Grand Rounds Recap 8.30.2017
/august morbidity and mortality conference with Dr. Gorder
Case 1: Therapeutic Paracentesis in the ED
- Indications:
- Tense ascites
- Refractory ascites (90% of cases can be managed medically)
- Palliative care
- Possible Complications
- Post-paracentesis Hypotension
- Likely caused by splanchnic vasodilation / decreased abdominal pressure leading to increased cardiac output
- BP usually nadirs at 2-3 hours following procedure
- Average MAP falls by 7mmHg
- Paracentesis-Induced Circulatory Dysfunction
- Usually occurs after large volume taps (>5 Liters)
- Fluid shifts lead to decreased circulatory volume
- Renin and sympathetic nervous system stimulation can lead to hepatorenal syndrome
- Risk is decreased with albumin administration
- Post-paracentesis Hypotension
- Summary / Recommendations
- Generally safe to perform in the ED, though time consuming
- Patients who have >5 liters removed should be given albumin (6-8 grams per liter of fluid removed)

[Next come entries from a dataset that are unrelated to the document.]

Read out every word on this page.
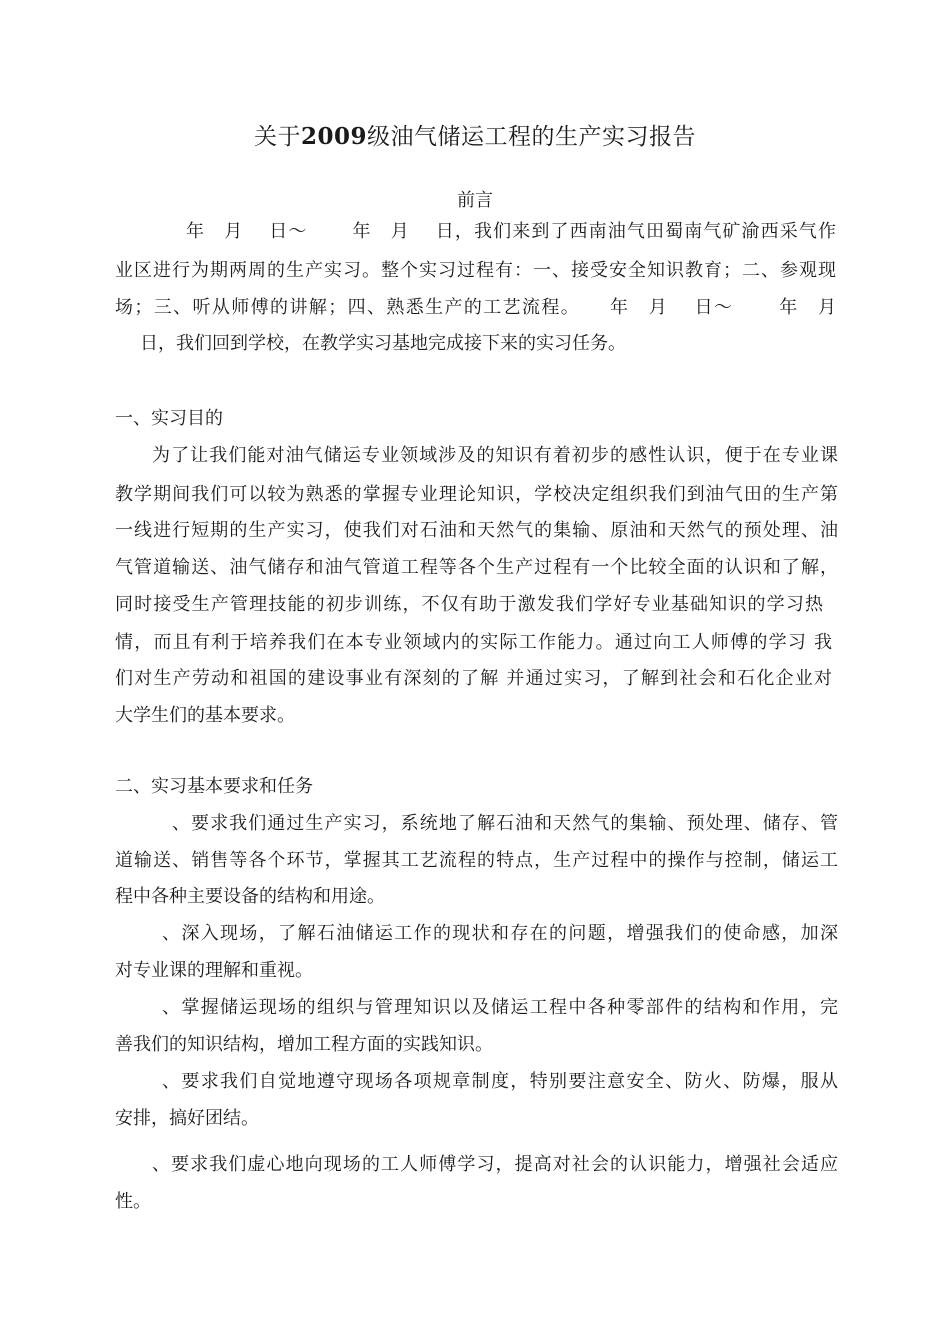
关于2009级油气储运工程的生产实习报告
前言
年　月　 日～　　 年　月　 日，我们来到了西南油气田蜀南气矿渝西采气作
业区进行为期两周的生产实习。整个实习过程有：一、接受安全知识教育；二、参观现
场；三、听从师傅的讲解；四、熟悉生产的工艺流程。　　年　月　 日～　　 年　月
日，我们回到学校，在教学实习基地完成接下来的实习任务。
一、实习目的
为了让我们能对油气储运专业领域涉及的知识有着初步的感性认识，便于在专业课
教学期间我们可以较为熟悉的掌握专业理论知识，学校决定组织我们到油气田的生产第
一线进行短期的生产实习，使我们对石油和天然气的集输、原油和天然气的预处理、油
气管道输送、油气储存和油气管道工程等各个生产过程有一个比较全面的认识和了解，
同时接受生产管理技能的初步训练，不仅有助于激发我们学好专业基础知识的学习热
情，而且有利于培养我们在本专业领域内的实际工作能力。通过向工人师傅的学习 我
们对生产劳动和祖国的建设事业有深刻的了解 并通过实习，了解到社会和石化企业对
大学生们的基本要求。
二、实习基本要求和任务
、要求我们通过生产实习，系统地了解石油和天然气的集输、预处理、储存、管
道输送、销售等各个环节，掌握其工艺流程的特点，生产过程中的操作与控制，储运工
程中各种主要设备的结构和用途。
、深入现场，了解石油储运工作的现状和存在的问题，增强我们的使命感，加深
对专业课的理解和重视。
、掌握储运现场的组织与管理知识以及储运工程中各种零部件的结构和作用，完
善我们的知识结构，增加工程方面的实践知识。
、要求我们自觉地遵守现场各项规章制度，特别要注意安全、防火、防爆，服从
安排，搞好团结。
、要求我们虚心地向现场的工人师傅学习，提高对社会的认识能力，增强社会适应
性。
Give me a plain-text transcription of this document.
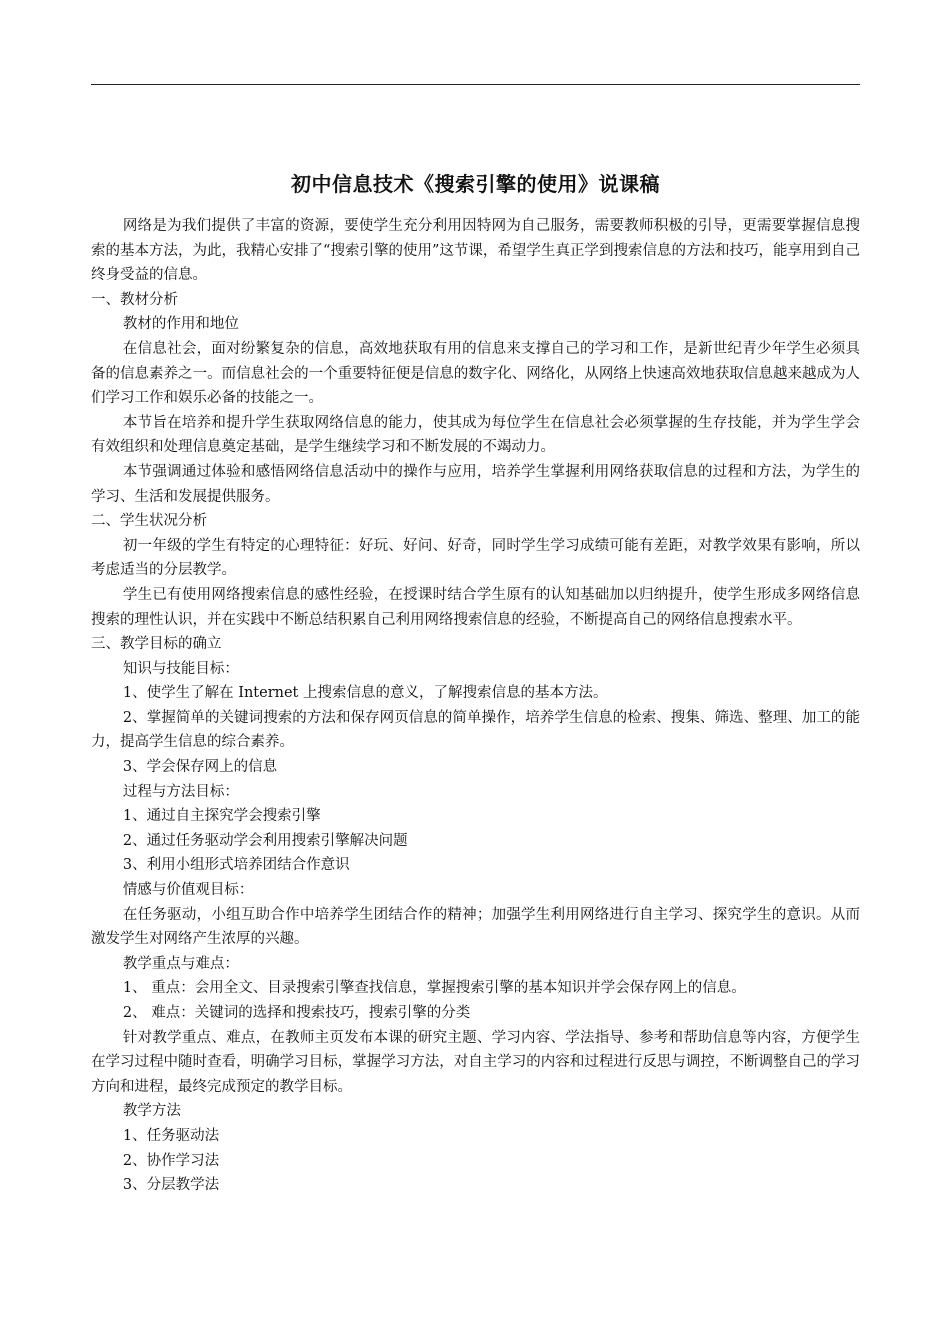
初中信息技术《搜索引擎的使用》说课稿

网络是为我们提供了丰富的资源，要使学生充分利用因特网为自己服务，需要教师积极的引导，更需要掌握信息搜索的基本方法，为此，我精心安排了“搜索引擎的使用”这节课，希望学生真正学到搜索信息的方法和技巧，能享用到自己终身受益的信息。

一、教材分析

教材的作用和地位

在信息社会，面对纷繁复杂的信息，高效地获取有用的信息来支撑自己的学习和工作，是新世纪青少年学生必须具备的信息素养之一。而信息社会的一个重要特征便是信息的数字化、网络化，从网络上快速高效地获取信息越来越成为人们学习工作和娱乐必备的技能之一。

本节旨在培养和提升学生获取网络信息的能力，使其成为每位学生在信息社会必须掌握的生存技能，并为学生学会有效组织和处理信息奠定基础，是学生继续学习和不断发展的不竭动力。

本节强调通过体验和感悟网络信息活动中的操作与应用，培养学生掌握利用网络获取信息的过程和方法，为学生的学习、生活和发展提供服务。

二、学生状况分析

初一年级的学生有特定的心理特征：好玩、好问、好奇，同时学生学习成绩可能有差距，对教学效果有影响，所以考虑适当的分层教学。

学生已有使用网络搜索信息的感性经验，在授课时结合学生原有的认知基础加以归纳提升，使学生形成多网络信息搜索的理性认识，并在实践中不断总结积累自己利用网络搜索信息的经验，不断提高自己的网络信息搜索水平。

三、教学目标的确立

知识与技能目标：

1、使学生了解在 Internet 上搜索信息的意义，了解搜索信息的基本方法。

2、掌握简单的关键词搜索的方法和保存网页信息的简单操作，培养学生信息的检索、搜集、筛选、整理、加工的能力，提高学生信息的综合素养。

3、学会保存网上的信息

过程与方法目标：

1、通过自主探究学会搜索引擎

2、通过任务驱动学会利用搜索引擎解决问题

3、利用小组形式培养团结合作意识

情感与价值观目标：

在任务驱动，小组互助合作中培养学生团结合作的精神；加强学生利用网络进行自主学习、探究学生的意识。从而激发学生对网络产生浓厚的兴趣。

教学重点与难点：

1、 重点：会用全文、目录搜索引擎查找信息，掌握搜索引擎的基本知识并学会保存网上的信息。

2、 难点：关键词的选择和搜索技巧，搜索引擎的分类

针对教学重点、难点，在教师主页发布本课的研究主题、学习内容、学法指导、参考和帮助信息等内容，方便学生在学习过程中随时查看，明确学习目标，掌握学习方法，对自主学习的内容和过程进行反思与调控，不断调整自己的学习方向和进程，最终完成预定的教学目标。

教学方法

1、任务驱动法

2、协作学习法

3、分层教学法
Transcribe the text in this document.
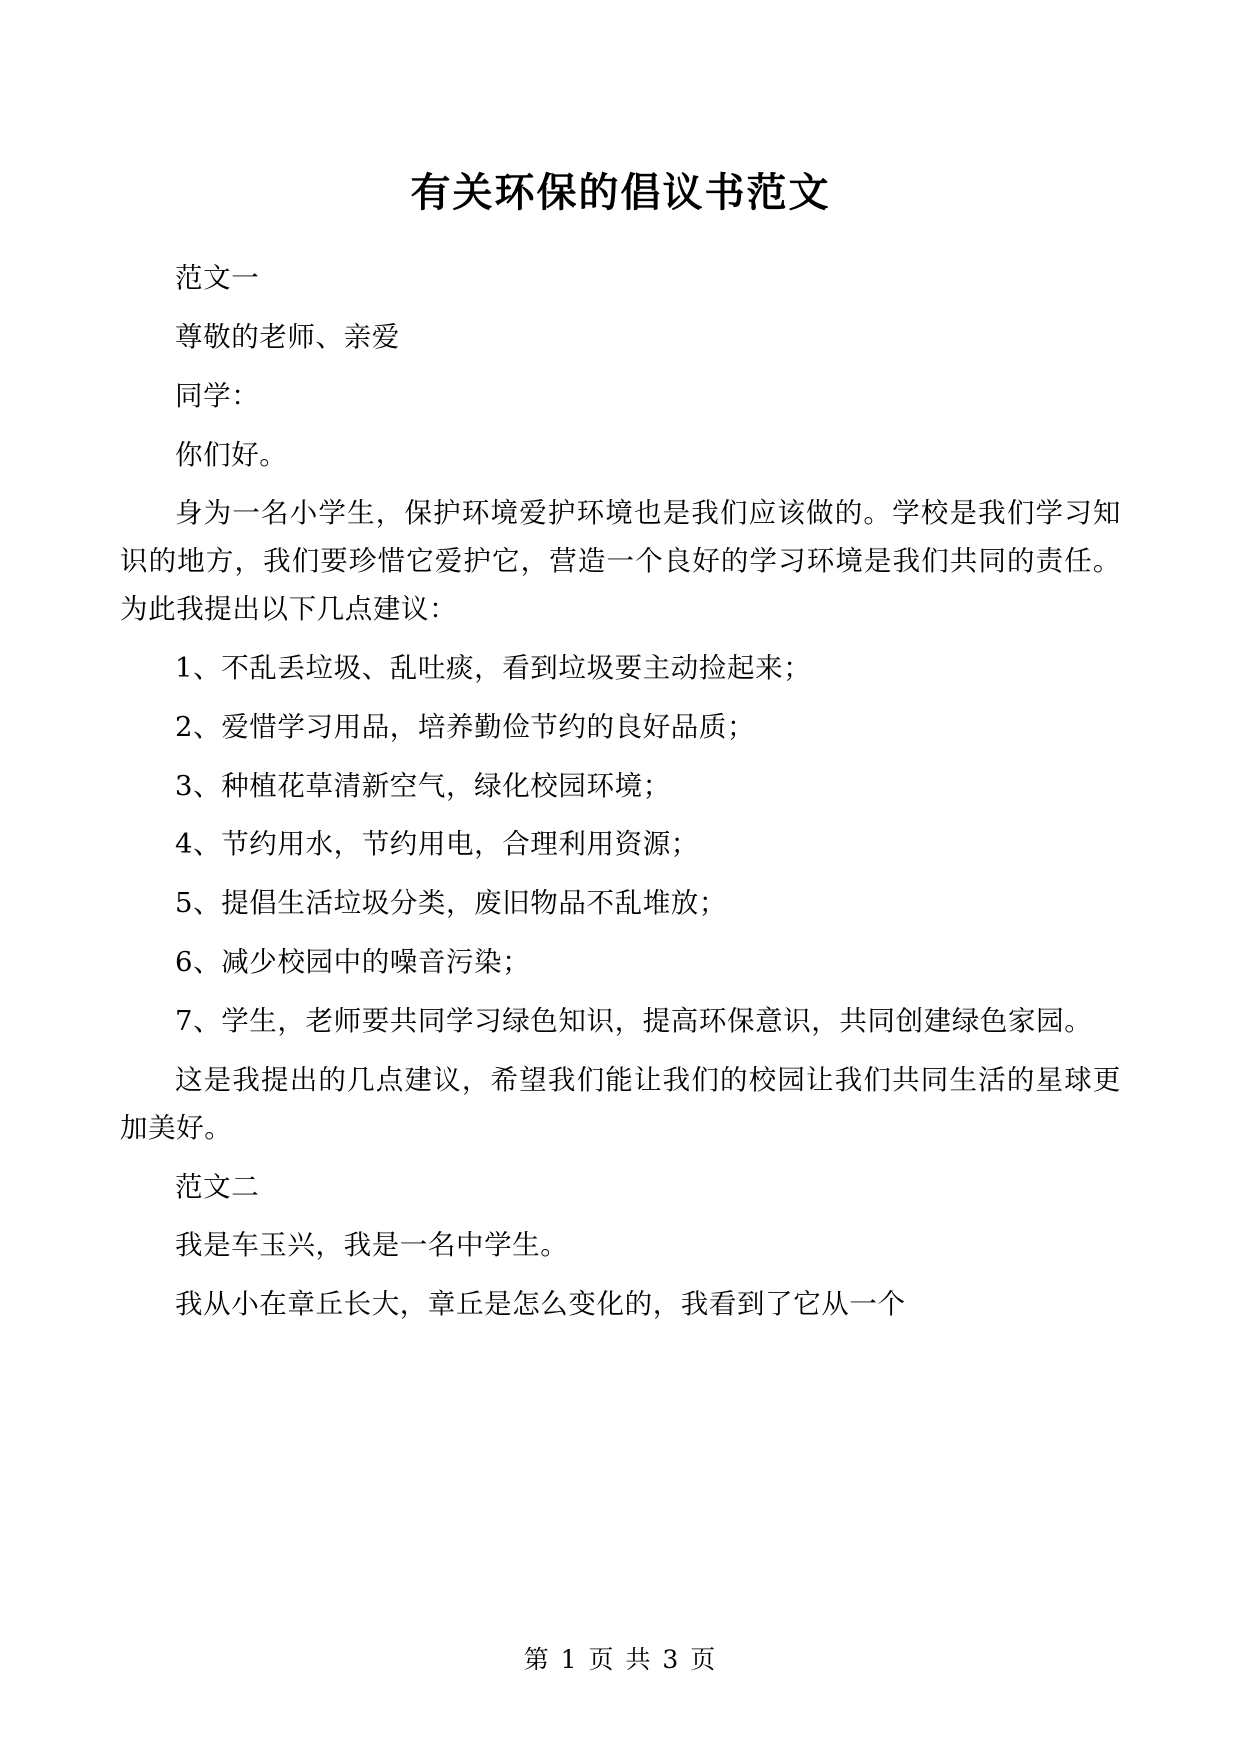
有关环保的倡议书范文

范文一

尊敬的老师、亲爱

同学：

你们好。

身为一名小学生，保护环境爱护环境也是我们应该做的。学校是我们学习知识的地方，我们要珍惜它爱护它，营造一个良好的学习环境是我们共同的责任。为此我提出以下几点建议：

1、不乱丢垃圾、乱吐痰，看到垃圾要主动捡起来；

2、爱惜学习用品，培养勤俭节约的良好品质；

3、种植花草清新空气，绿化校园环境；

4、节约用水，节约用电，合理利用资源；

5、提倡生活垃圾分类，废旧物品不乱堆放；

6、减少校园中的噪音污染；

7、学生，老师要共同学习绿色知识，提高环保意识，共同创建绿色家园。

这是我提出的几点建议，希望我们能让我们的校园让我们共同生活的星球更加美好。

范文二

我是车玉兴，我是一名中学生。

我从小在章丘长大，章丘是怎么变化的，我看到了它从一个

第 1 页 共 3 页
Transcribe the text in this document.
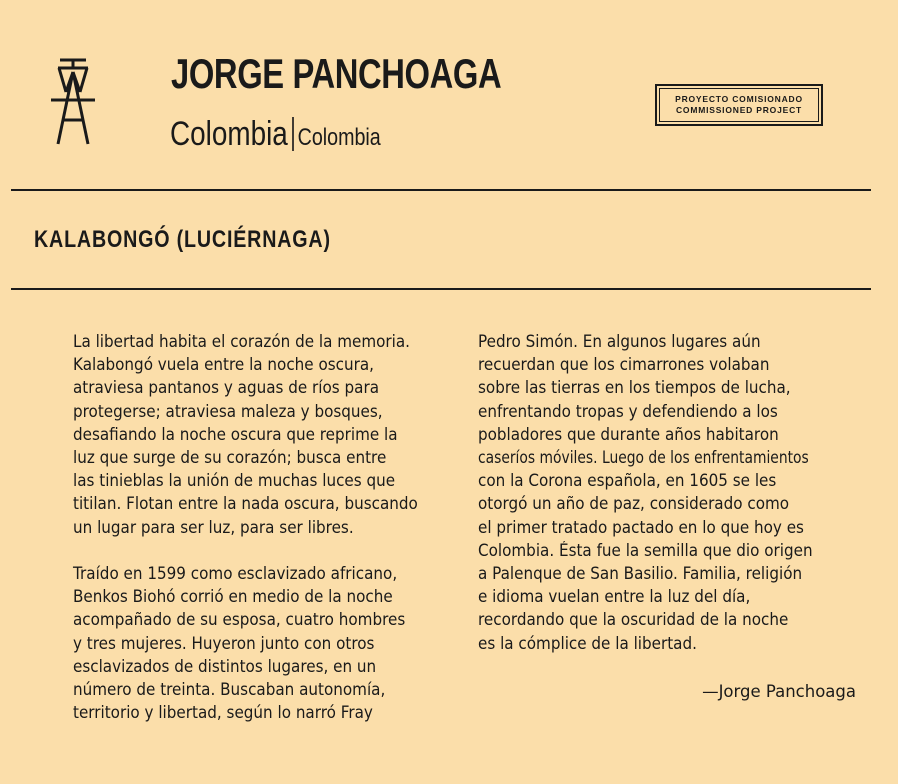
JORGE PANCHOAGA
Colombia Colombia
PROYECTO COMISIONADO
COMMISSIONED PROJECT
KALABONGÓ (LUCIÉRNAGA)
La libertad habita el corazón de la memoria.
Kalabongó vuela entre la noche oscura,
atraviesa pantanos y aguas de ríos para
protegerse; atraviesa maleza y bosques,
desafiando la noche oscura que reprime la
luz que surge de su corazón; busca entre
las tinieblas la unión de muchas luces que
titilan. Flotan entre la nada oscura, buscando
un lugar para ser luz, para ser libres.
Traído en 1599 como esclavizado africano,
Benkos Biohó corrió en medio de la noche
acompañado de su esposa, cuatro hombres
y tres mujeres. Huyeron junto con otros
esclavizados de distintos lugares, en un
número de treinta. Buscaban autonomía,
territorio y libertad, según lo narró Fray
Pedro Simón. En algunos lugares aún
recuerdan que los cimarrones volaban
sobre las tierras en los tiempos de lucha,
enfrentando tropas y defendiendo a los
pobladores que durante años habitaron
caseríos móviles. Luego de los enfrentamientos
con la Corona española, en 1605 se les
otorgó un año de paz, considerado como
el primer tratado pactado en lo que hoy es
Colombia. Ésta fue la semilla que dio origen
a Palenque de San Basilio. Familia, religión
e idioma vuelan entre la luz del día,
recordando que la oscuridad de la noche
es la cómplice de la libertad.
—Jorge Panchoaga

- General practice is to not remove more than 10 liters, though not based on literature
- Patient should be observed for 2-3 hours to monitor for post tap hypotension / circulatory dysfunction
Case 2: ED Hyperkalemia Management
Hyperkalemia: K+ > 5.5 mEq/L puts patient at risk for conduction abnormalities and arrhythmia
Expected conduction changes / EKG abnormalities
- K+ >5.5: Begin to see repolarization abnormalities
- Peaked T waves on EKG
- K+ >6.5: Progressive paralysis of atria
- P Wave flattening
- PR Segment lengthening
- K+ >7.0: More severe conduction dysfunction and bradycardia
- Prolonged QRS
- High grade blocks
- K+ >9.0: High likelihood of cardiac arrest
- K+ >5.5: Begin to see repolarization abnormalities
***History of Hyperkalemia (ex. patients with CKD or ESRD) is not cardioprotective***
- Management in the ED
- Medications
- Calcium (Gluconate or Chloride): Decreases Myocardial Excitability
- Indication:
- Any EKG Changes in the setting of hyperkalemia
- OR serum potassium > 6.0 mEq/L
- Dose:
- Calcium Gluconate: 1.5 - 3g over 2-5 minutes
- Calcium Chloride: 500 - 1000mg over 2-5 minutes
- Onset/Duration
- Cardiac stabilization peaks at 10-15 minutes
- Re-Dose q 5-10 Minutes
- Titrate to EKG changes
- Risks:
- Tissue necrosis (Especially CaCl)
- Hemodynamic instability
- Potentiates cardiotoxic effects of digitalis
- Indication:
- Insulin / D50: Stimulates NA/K/ATPase Pump - Transcellular shift of K+ into cells
- Dose: 10 Units Regular Insulin IV push / 1 amp of D50
- Onset/Duration:
- Onset is almost immediate
- Intracellular effects last 4-6 hours
- Decreases serum potassium by 0.5mEq/L in first 15 minutes
- Decreases serum potassium by 1 mEq/L in first 2 hours
- Risks: Hypoglycemia
- Beta Agonists
- Dose: 10-20mg of inhaled albuterol (due to lack of IV in the US)
- Onset/Duration:
- 10 minutes to peak plasma concentration
- Half-Life 3.5-5 hours
- Decreases serum potassium of up to 0.6mEq in 30 minutes
- Decreases serum potassium of up to 1 mEq in 1 hour
- Re-dose q 1-2 hours
- Risks: Tachycardia, anxiety
- Sodium Bicarbonate
- Dose: 50mEq IV Bolus
- Onset/Duration:
- Rapid effect on pH
- May not affect K+ for 4-6 hours, if at all
- ***EFFICACY***
- Physiologically will only function if patient is acidotic (and patient is compensating)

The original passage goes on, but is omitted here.